It also described the father as having engaged in “a relentless battle to paint [the mother] as a neglectful parent and a bad person.” To try to do this, he “seized on every misstep, every possible complaint to try to show [the mother] to be an unfit parent.”
Toward this end, the father raised concerns over the mother’s judgment and ability to parent their child appropriately – including the complaint that she had exposed their young daughter to her work as an exotic dancer and escort. As the court explained:
[The father] disapproves of [the mother’s] exotic dancing and escort work. He maintains that the children have been exposed to same. Photographs posted on social media by [the mother] show the children playing with a pole in the home of a friend of [the mother]. Their faces are obscured but the photographs are posted on [the mother’s] social media account on a public setting. [The mother] can be seen holding up one child who was on the pole. Another photograph showed [her other child] holding and playing with a wad of money. The captions by [the mother] referred to starting them young and that everything that she does is for them.

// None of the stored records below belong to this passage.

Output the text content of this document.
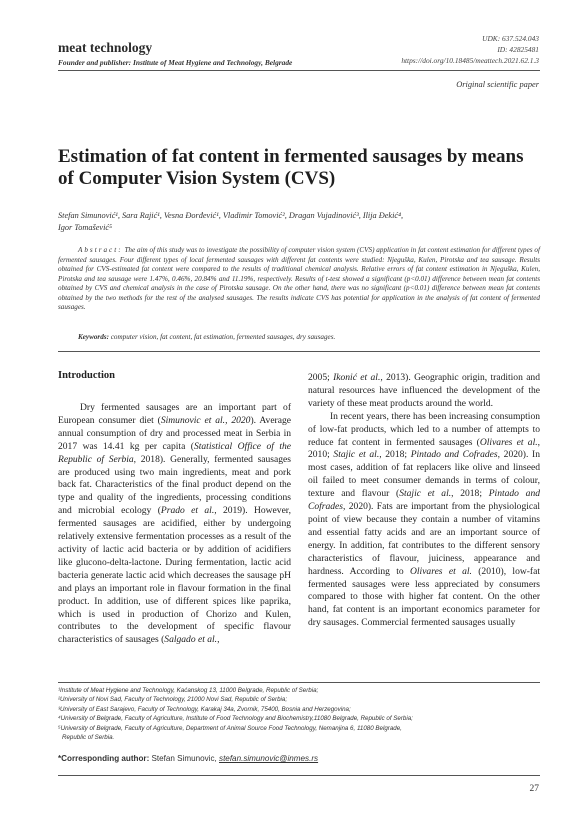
meat technology
Founder and publisher: Institute of Meat Hygiene and Technology, Belgrade
UDK: 637.524.043
ID: 42825481
https://doi.org/10.18485/meattech.2021.62.1.3
Original scientific paper
Estimation of fat content in fermented sausages by means of Computer Vision System (CVS)
Stefan Simunović¹, Sara Rajić¹, Vesna Đorđević¹, Vladimir Tomović², Dragan Vujadinović³, Ilija Đekić⁴,
Igor Tomašević⁵
Abstract: The aim of this study was to investigate the possibility of computer vision system (CVS) application in fat content estimation for different types of fermented sausages. Four different types of local fermented sausages with different fat contents were studied: Njeguška, Kulen, Pirotska and tea sausage. Results obtained for CVS-estimated fat content were compared to the results of traditional chemical analysis. Relative errors of fat content estimation in Njeguška, Kulen, Pirotska and tea sausage were 1.47%, 0.46%, 20.84% and 11.19%, respectively. Results of t-test showed a significant (p<0.01) difference between mean fat contents obtained by CVS and chemical analysis in the case of Pirotska sausage. On the other hand, there was no significant (p<0.01) difference between mean fat contents obtained by the two methods for the rest of the analysed sausages. The results indicate CVS has potential for application in the analysis of fat content of fermented sausages.
Keywords: computer vision, fat content, fat estimation, fermented sausages, dry sausages.
Introduction

Dry fermented sausages are an important part of European consumer diet (Simunovic et al., 2020). Average annual consumption of dry and processed meat in Serbia in 2017 was 14.41 kg per capita (Statistical Office of the Republic of Serbia, 2018). Generally, fermented sausages are produced using two main ingredients, meat and pork back fat. Characteristics of the final product depend on the type and quality of the ingredients, processing conditions and microbial ecology (Prado et al., 2019). However, fermented sausages are acidified, either by undergoing relatively extensive fermentation processes as a result of the activity of lactic acid bacteria or by addition of acidifiers like glucono-delta-lactone. During fermentation, lactic acid bacteria generate lactic acid which decreases the sausage pH and plays an important role in flavour formation in the final product. In addition, use of different spices like paprika, which is used in production of Chorizo and Kulen, contributes to the development of specific flavour characteristics of sausages (Salgado et al.,

2005; Ikonić et al., 2013). Geographic origin, tradition and natural resources have influenced the development of the variety of these meat products around the world.

In recent years, there has been increasing consumption of low-fat products, which led to a number of attempts to reduce fat content in fermented sausages (Olivares et al., 2010; Stajic et al., 2018; Pintado and Cofrades, 2020). In most cases, addition of fat replacers like olive and linseed oil failed to meet consumer demands in terms of colour, texture and flavour (Stajic et al., 2018; Pintado and Cofrades, 2020). Fats are important from the physiological point of view because they contain a number of vitamins and essential fatty acids and are an important source of energy. In addition, fat contributes to the different sensory characteristics of flavour, juiciness, appearance and hardness. According to Olivares et al. (2010), low-fat fermented sausages were less appreciated by consumers compared to those with higher fat content. On the other hand, fat content is an important economics parameter for dry sausages. Commercial fermented sausages usually

¹Institute of Meat Hygiene and Technology, Kaćanskog 13, 11000 Belgrade, Republic of Serbia;
²University of Novi Sad, Faculty of Technology, 21000 Novi Sad, Republic of Serbia;
³University of East Sarajevo, Faculty of Technology, Karakaj 34a, Zvornik, 75400, Bosnia and Herzegovina;
⁴University of Belgrade, Faculty of Agriculture, Institute of Food Technology and Biochemistry,11080 Belgrade, Republic of Serbia;
⁵University of Belgrade, Faculty of Agriculture, Department of Animal Source Food Technology, Nemanjina 6, 11080 Belgrade,
Republic of Serbia.
*Corresponding author: Stefan Simunovic, stefan.simunovic@inmes.rs
27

The court assessed the mother’s conduct against the best interests of the child, and wrote:
I agree with [the father] that the children should not be exposed to exotic dancing or prostitution including the financial rewards of those activities. [The mother] testified that she stopped dancing in February 2020. Her dancing and escort work were done outside of [their community]. None was done in her home. Her testimony is that she is pursuing a different career path.
The photographs and social media posts taken do not demonstrate that [the mother] was showing the children how to do exotic dancing nor was she glorifying such dancing or escorting as something the children should do when they grow up. They are unaware of the nature of the work she did. I do not agree that [the mother] has exposed the children to adult activities inappropriate to their ages. I do agree, however, that some boundaries are necessary especially if she resumes that work.
The court went on to assess all the evidence, including the history of poor communication and outright vindictiveness between the parents. The court added that their lack of respect, civility, and regard for the potential impact on their child was “staggering” and amounted to “the antithesis of good parenting”.
Still, the court went on to make a ruling that allocated decision-making authority and parenting time in accord with all the circumstances. As for the exotic dance/escort work, expressly ordered as follows:
Neither party will expose [the child] to exotic dancing, escorting, or prostitution or anyone engaged in those activities. For greater certainty, that includes discussing his, her, or the other parent’s past, current or future pursuit of such activities.